Needless to say, this puts considerable pressure on the band to maintain an overall excellence few groups ever manage. Yet Dumptruck takes the challenge in stride. Much of that seems to stem from the close interplay between band members, for not only does the guitar work of Kirk Swan and Seth Tiven interlock as easily as their voices harmonize, but bassist Steve Michener and drummer Shawn Devlin complement each idea as if by telepathy.

A producer's role is crucial in managing the flow of instruments and ideas, and few have handled the responsibility as well or as eagerly as Mitch Easter. On "Run" (DB 79), the third album by the Windbreakers, Easter is entirely in his element. Although he shares the production credits with Tim Lee and Bobby Sutliff, the two actual Windbreakers, and studio sidekick Randy Everett, Easter seems to be the most influential.

Oddly enough, Easter's greatest strength is exactly the opposite of what is usually expected from a producer. Instead of focusing upon and highlighting the central melody of a song, his production ideas seem to run interference against it, effectively merging the melody into the overall sound. Thus, "This Time She Said" is larded with fat, feedback-drenched guitar, in part to add an edge to the music but as much to underplay the song's classic chord changes.

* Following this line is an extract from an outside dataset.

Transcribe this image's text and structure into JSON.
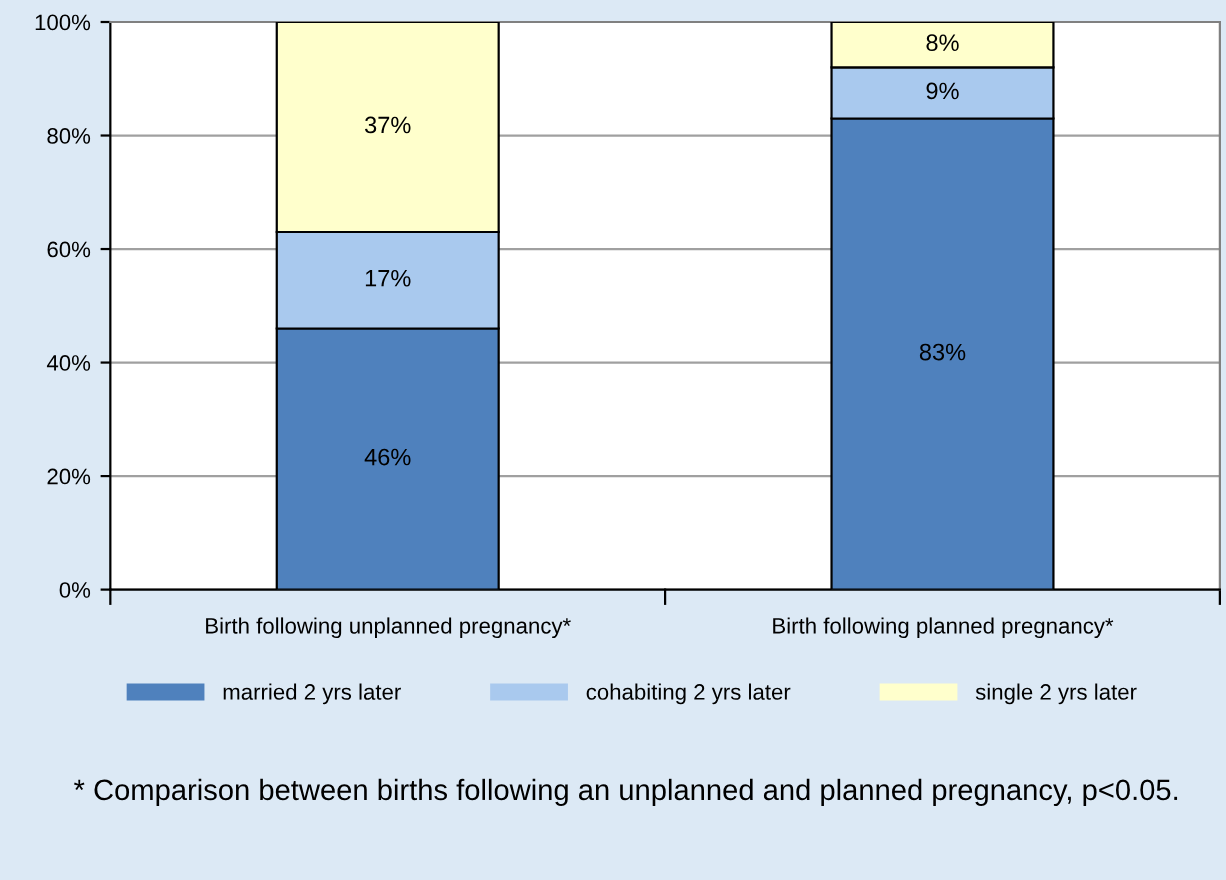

After all, it does take a certain amount of rock classicism to maintain the attention to form that postpop bands depend upon, and so it should hardly come as a surprise that the Windbreakers' strongest songs, in particular "Don't Wanna Know," owe much to the harmonic language of mid-'60s rock. At the same time, the band ends up sounding somewhat derivative, precisely because the Windbreakers are often too close to that idiom to achieve any real distance.

Maintaining a familiarity while at the same time avoiding that identity is a trick E*I*E*I*O is especially good at, for as "Land of Opportunity" (Frontier FLP 1017) plainly shows, this band's sound is as effective as it is eclectic.

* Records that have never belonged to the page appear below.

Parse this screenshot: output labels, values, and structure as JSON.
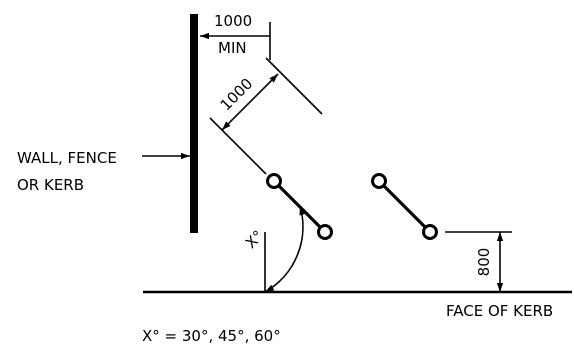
{
  "labels": {
    "dim_top_value": "1000",
    "dim_top_note": "MIN",
    "dim_diag_value": "1000",
    "wall_line1": "WALL, FENCE",
    "wall_line2": "OR KERB",
    "angle_label": "X°",
    "height_value": "800",
    "kerb_face": "FACE OF KERB",
    "angle_values": "X° = 30°, 45°, 60°"
  },
  "colors": {
    "ink": "#000000",
    "background": "#ffffff"
  }
}
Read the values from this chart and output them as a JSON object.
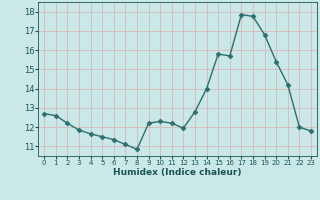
{
  "x": [
    0,
    1,
    2,
    3,
    4,
    5,
    6,
    7,
    8,
    9,
    10,
    11,
    12,
    13,
    14,
    15,
    16,
    17,
    18,
    19,
    20,
    21,
    22,
    23
  ],
  "y": [
    12.7,
    12.6,
    12.2,
    11.85,
    11.65,
    11.5,
    11.35,
    11.1,
    10.85,
    12.2,
    12.3,
    12.2,
    11.95,
    12.8,
    14.0,
    15.8,
    15.7,
    17.85,
    17.75,
    16.8,
    15.4,
    14.2,
    12.0,
    11.8
  ],
  "xlabel": "Humidex (Indice chaleur)",
  "ylim": [
    10.5,
    18.5
  ],
  "xlim": [
    -0.5,
    23.5
  ],
  "yticks": [
    11,
    12,
    13,
    14,
    15,
    16,
    17,
    18
  ],
  "xticks": [
    0,
    1,
    2,
    3,
    4,
    5,
    6,
    7,
    8,
    9,
    10,
    11,
    12,
    13,
    14,
    15,
    16,
    17,
    18,
    19,
    20,
    21,
    22,
    23
  ],
  "line_color": "#2d6e6e",
  "marker": "D",
  "marker_size": 2.5,
  "bg_color": "#cbe8e8",
  "grid_color": "#d9b8b8",
  "tick_color": "#1a5454",
  "label_color": "#1a5454"
}
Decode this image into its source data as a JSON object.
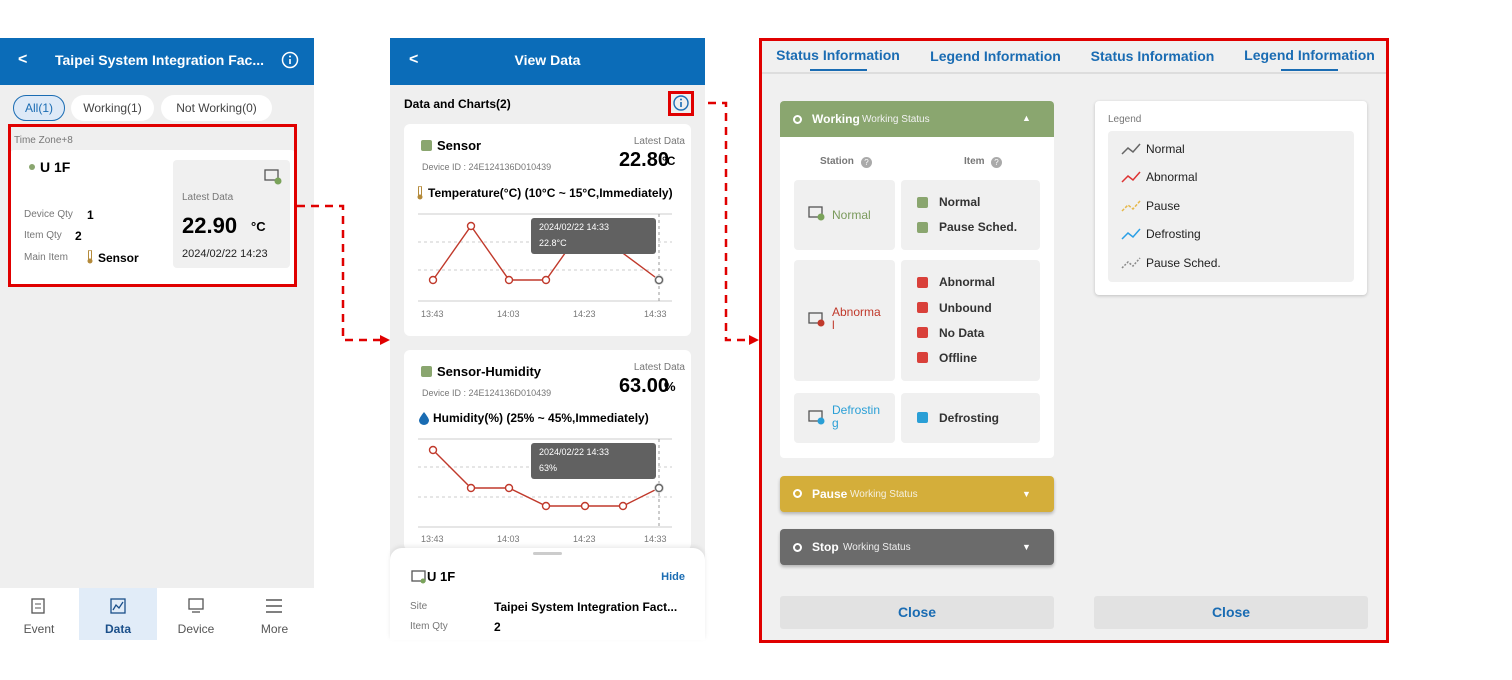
{
  "home": {
    "title": "Taipei System Integration Fac...",
    "tabs": [
      "All(1)",
      "Working(1)",
      "Not Working(0)"
    ],
    "time_zone": "Time Zone+8",
    "card": {
      "name": "U 1F",
      "device_qty_label": "Device Qty",
      "device_qty": 1,
      "item_qty_label": "Item Qty",
      "item_qty": 2,
      "main_item_label": "Main Item",
      "main_item": "Sensor",
      "latest_label": "Latest Data",
      "latest_value": "22.90",
      "latest_unit": "°C",
      "timestamp": "2024/02/22 14:23"
    },
    "nav": [
      "Event",
      "Data",
      "Device",
      "More"
    ]
  },
  "view_data": {
    "title": "View Data",
    "section": "Data and Charts(2)",
    "cards": [
      {
        "name": "Sensor",
        "device_id": "Device ID : 24E124136D010439",
        "latest_label": "Latest Data",
        "latest_value": "22.80",
        "latest_unit": "°C",
        "range": "Temperature(°C) (10°C ~ 15°C,Immediately)",
        "tooltip_time": "2024/02/22 14:33",
        "tooltip_value": "22.8°C",
        "x_labels": [
          "13:43",
          "14:03",
          "14:23",
          "14:33"
        ]
      },
      {
        "name": "Sensor-Humidity",
        "device_id": "Device ID : 24E124136D010439",
        "latest_label": "Latest Data",
        "latest_value": "63.00",
        "latest_unit": "%",
        "range": "Humidity(%) (25% ~ 45%,Immediately)",
        "tooltip_time": "2024/02/22 14:33",
        "tooltip_value": "63%",
        "x_labels": [
          "13:43",
          "14:03",
          "14:23",
          "14:33"
        ]
      }
    ],
    "sheet": {
      "name": "U 1F",
      "hide": "Hide",
      "site_label": "Site",
      "site": "Taipei System Integration Fact...",
      "item_qty_label": "Item Qty",
      "item_qty": 2
    }
  },
  "info": {
    "tabs": [
      "Status Information",
      "Legend Information",
      "Status Information",
      "Legend Information"
    ],
    "working": {
      "title": "Working",
      "subtitle": "Working Status",
      "station_header": "Station",
      "item_header": "Item",
      "groups": [
        {
          "station": "Normal",
          "items": [
            "Normal",
            "Pause Sched."
          ]
        },
        {
          "station": "Abnormal",
          "items": [
            "Abnormal",
            "Unbound",
            "No Data",
            "Offline"
          ]
        },
        {
          "station": "Defrosting",
          "items": [
            "Defrosting"
          ]
        }
      ]
    },
    "pause": {
      "title": "Pause",
      "subtitle": "Working Status"
    },
    "stop": {
      "title": "Stop",
      "subtitle": "Working Status"
    },
    "close": "Close",
    "legend": {
      "title": "Legend",
      "items": [
        "Normal",
        "Abnormal",
        "Pause",
        "Defrosting",
        "Pause Sched."
      ]
    },
    "legend_close": "Close"
  }
}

"This Time," for instance, opens the album with a burst of Beatlesque harmony that's deliciously at odds with the dissonant drive of the guitars. It isn't that the band, which hails from the Milwaukee area, is incapable of constructing a simulacrum of Fab Four harmonies, but that the band prefers to keep the listener off balance by playing against those expectations.

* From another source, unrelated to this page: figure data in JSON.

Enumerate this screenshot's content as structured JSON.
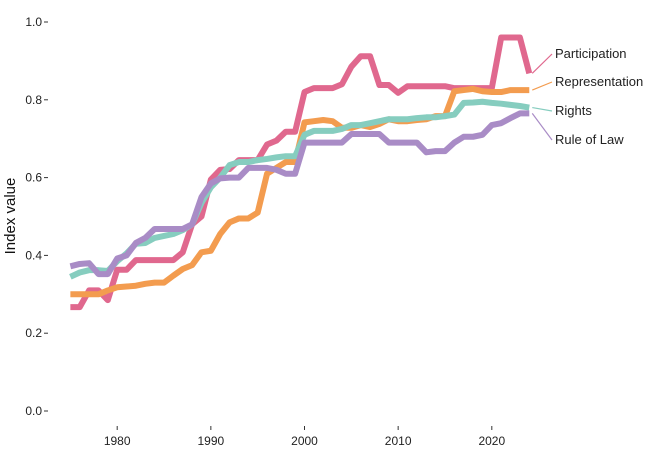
{
  "chart_data": {
    "type": "line",
    "title": "",
    "xlabel": "",
    "ylabel": "Index value",
    "xlim": [
      1974,
      2026
    ],
    "ylim": [
      0,
      1.0
    ],
    "x_ticks": [
      "1980",
      "1990",
      "2000",
      "2010",
      "2020"
    ],
    "y_ticks": [
      "0.0",
      "0.2",
      "0.4",
      "0.6",
      "0.8",
      "1.0"
    ],
    "grid": false,
    "legend": "direct labels at line ends",
    "x": [
      1975,
      1976,
      1977,
      1978,
      1979,
      1980,
      1981,
      1982,
      1983,
      1984,
      1985,
      1986,
      1987,
      1988,
      1989,
      1990,
      1991,
      1992,
      1993,
      1994,
      1995,
      1996,
      1997,
      1998,
      1999,
      2000,
      2001,
      2002,
      2003,
      2004,
      2005,
      2006,
      2007,
      2008,
      2009,
      2010,
      2011,
      2012,
      2013,
      2014,
      2015,
      2016,
      2017,
      2018,
      2019,
      2020,
      2021,
      2022,
      2023,
      2024
    ],
    "series": [
      {
        "name": "Participation",
        "color": "#e0688e",
        "values": [
          0.267,
          0.267,
          0.31,
          0.31,
          0.285,
          0.363,
          0.363,
          0.388,
          0.388,
          0.388,
          0.388,
          0.388,
          0.408,
          0.48,
          0.5,
          0.595,
          0.62,
          0.622,
          0.645,
          0.645,
          0.645,
          0.685,
          0.695,
          0.718,
          0.718,
          0.82,
          0.83,
          0.83,
          0.83,
          0.84,
          0.885,
          0.912,
          0.912,
          0.838,
          0.838,
          0.818,
          0.835,
          0.835,
          0.835,
          0.835,
          0.835,
          0.83,
          0.83,
          0.83,
          0.83,
          0.83,
          0.96,
          0.96,
          0.96,
          0.868
        ]
      },
      {
        "name": "Representation",
        "color": "#f39c4f",
        "values": [
          0.3,
          0.3,
          0.3,
          0.3,
          0.31,
          0.318,
          0.32,
          0.322,
          0.327,
          0.33,
          0.33,
          0.348,
          0.365,
          0.375,
          0.408,
          0.412,
          0.455,
          0.485,
          0.495,
          0.495,
          0.51,
          0.61,
          0.625,
          0.64,
          0.64,
          0.742,
          0.745,
          0.748,
          0.745,
          0.728,
          0.728,
          0.735,
          0.73,
          0.738,
          0.75,
          0.745,
          0.745,
          0.748,
          0.75,
          0.758,
          0.758,
          0.822,
          0.825,
          0.828,
          0.822,
          0.82,
          0.82,
          0.825,
          0.825,
          0.825
        ]
      },
      {
        "name": "Rights",
        "color": "#86cdbf",
        "values": [
          0.345,
          0.356,
          0.362,
          0.362,
          0.36,
          0.385,
          0.405,
          0.43,
          0.432,
          0.445,
          0.45,
          0.455,
          0.465,
          0.48,
          0.535,
          0.575,
          0.6,
          0.632,
          0.64,
          0.64,
          0.645,
          0.648,
          0.652,
          0.655,
          0.655,
          0.71,
          0.72,
          0.72,
          0.72,
          0.725,
          0.735,
          0.735,
          0.74,
          0.745,
          0.75,
          0.75,
          0.75,
          0.753,
          0.755,
          0.755,
          0.758,
          0.762,
          0.792,
          0.793,
          0.795,
          0.792,
          0.79,
          0.787,
          0.784,
          0.78
        ]
      },
      {
        "name": "Rule of Law",
        "color": "#a98cc6",
        "values": [
          0.372,
          0.378,
          0.38,
          0.352,
          0.352,
          0.392,
          0.4,
          0.432,
          0.445,
          0.468,
          0.468,
          0.468,
          0.468,
          0.48,
          0.55,
          0.585,
          0.598,
          0.6,
          0.6,
          0.625,
          0.625,
          0.625,
          0.62,
          0.61,
          0.61,
          0.69,
          0.69,
          0.69,
          0.69,
          0.69,
          0.712,
          0.712,
          0.712,
          0.712,
          0.69,
          0.69,
          0.69,
          0.69,
          0.665,
          0.668,
          0.668,
          0.69,
          0.705,
          0.705,
          0.71,
          0.735,
          0.74,
          0.753,
          0.765,
          0.765
        ]
      }
    ]
  }
}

Where E*I*E*I*O shines brightest, though, is through its interjection of country music mannerisms. "Me and Jesus Christ," for example, effectively parlays country gospel into hard rock without making the obvious connections that clutter the cowpunk movement, while "Hello Heartache" and "Every Word True" absorb country music's vocabulary so effectively that it almost seems unfair to mention it as an outside influence. "Land of Opportunity" is a wonderful piece of work, a wholly conceived musical vision that makes it one of the most exciting debuts of the year so far.